Moving ahead with the second option, we created the group according to the airlines and the departure time-slot created earlier (Morning, Evening, Night) and calculated the combined flight prices for each group, day of departure and depart day. Since these three are the most influencing factors which determine the flight prices. Also, we calculated the average number of flights that operated in a particular group, since competition could also play a role in determining the fare.



Combining fare for the flights in one group:

  1. Mean fare: This is the average of the fare of all the flights in a particular group corresponding to departure day and days to departure. Because of high standard deviation, taking the mean is not a very good option.
  2. Minimum fare: This does not give a very good insight of the trend, as a minimum value could occur because of some offer by an airline.
  3. First Quartile: This is a good measure as we are focusing on minimizing the fare and we do not want to consider the flights with high fares.
  4. Custom Fare: This is the fare giving more weightage to recent price trend.
    Total_customFare = w*(First Quartile for entire time period) + (1-w)*(First quartile of last x days)
    (We have considered: w = 0.7 and x = & days)

Calculating whether to buy or wait for the this data:

Logical = 1 if for any d < D the Total_customFare is less than the current Total_customFare
(Here, d is the days to departure and D is the days to departure for the current row.)

Trend Analysis

After creating the train file, we shift to create another dataset which is used to predict number of days to wait. For this, we used trend analysis on the original dataset.

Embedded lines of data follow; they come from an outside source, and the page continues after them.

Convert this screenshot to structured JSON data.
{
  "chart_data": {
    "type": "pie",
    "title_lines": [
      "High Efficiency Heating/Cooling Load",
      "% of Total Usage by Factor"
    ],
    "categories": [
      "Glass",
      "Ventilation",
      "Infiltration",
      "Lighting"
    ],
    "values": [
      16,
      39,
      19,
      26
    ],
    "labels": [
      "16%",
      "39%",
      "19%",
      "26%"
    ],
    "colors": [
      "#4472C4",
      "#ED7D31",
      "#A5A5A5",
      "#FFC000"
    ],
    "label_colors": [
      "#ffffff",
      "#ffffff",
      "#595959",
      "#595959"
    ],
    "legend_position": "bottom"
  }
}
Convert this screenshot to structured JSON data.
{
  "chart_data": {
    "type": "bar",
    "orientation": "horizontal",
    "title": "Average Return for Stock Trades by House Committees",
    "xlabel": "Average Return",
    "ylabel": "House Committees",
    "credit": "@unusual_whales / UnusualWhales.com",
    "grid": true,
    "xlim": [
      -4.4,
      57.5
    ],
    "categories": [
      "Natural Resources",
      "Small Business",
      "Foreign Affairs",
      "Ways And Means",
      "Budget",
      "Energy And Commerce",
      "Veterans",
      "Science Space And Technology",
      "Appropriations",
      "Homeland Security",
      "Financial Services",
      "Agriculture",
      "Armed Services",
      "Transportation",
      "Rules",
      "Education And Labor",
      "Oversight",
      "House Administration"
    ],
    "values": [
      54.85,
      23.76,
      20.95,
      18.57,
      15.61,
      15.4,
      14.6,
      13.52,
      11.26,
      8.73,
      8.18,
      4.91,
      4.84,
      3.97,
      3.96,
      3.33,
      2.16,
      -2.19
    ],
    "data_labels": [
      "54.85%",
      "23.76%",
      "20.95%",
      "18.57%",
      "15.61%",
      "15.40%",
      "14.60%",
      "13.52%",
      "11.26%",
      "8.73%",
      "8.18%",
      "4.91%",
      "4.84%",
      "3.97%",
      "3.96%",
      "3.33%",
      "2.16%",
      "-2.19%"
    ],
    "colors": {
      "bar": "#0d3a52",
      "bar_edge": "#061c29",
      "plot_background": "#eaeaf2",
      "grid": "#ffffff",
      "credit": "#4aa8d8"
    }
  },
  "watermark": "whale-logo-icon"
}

Determining the minimum CustomFare for a particular pair of Departure Day and Days to Departure

We input the train dataset that has been created and find the minimum of the CustomFare corresponding to each combination of Departure Date and Days to Departure. Now with the obtained minimum CustomFare corresponding to each pair, we do a merge with our initial dataset and find out the Airline corresponding to which the minimum CustomFare is being obtained.

The count on the number of times a particular Airline appears corresponding to the minimum Custom Fare is the probability with which the Airline would be likely to offer a lower price in the future. This probability of each Airline for having a minimum Fare in the future is exported to the test dataset and merged with the same while the dataset of minimum Fares is retained for the preparation of bins to analyse the time to wait before the prices reduce



Creation of Bins

We next wanted to determine the trend of “lowest” airline prices over the data we were training upon. So the entire sequence of 45 days to departure was divided into bins of 5 days. In intervals of 5, the first bin would represent days 1-5, the second represents 6-10 and so on.

Corresponding to each bin, we required a value of the fare that would be optimal for consideration in suggesting a value for the days to wait to the user. Among all the points that lie in a bin, the 25th percentile was determined as the value that would be the possible lowest Fare corresponding to the bin which indicates days to departure.

Comparing the present price on the day the query was made with the prices of each of the bin, a suggestion is made corresponding to the maximum percentage of savings that can be done by waiting for that time period.The approximate time to wait for the prices to decrease and the corresponding savings that could be made is returned to the user.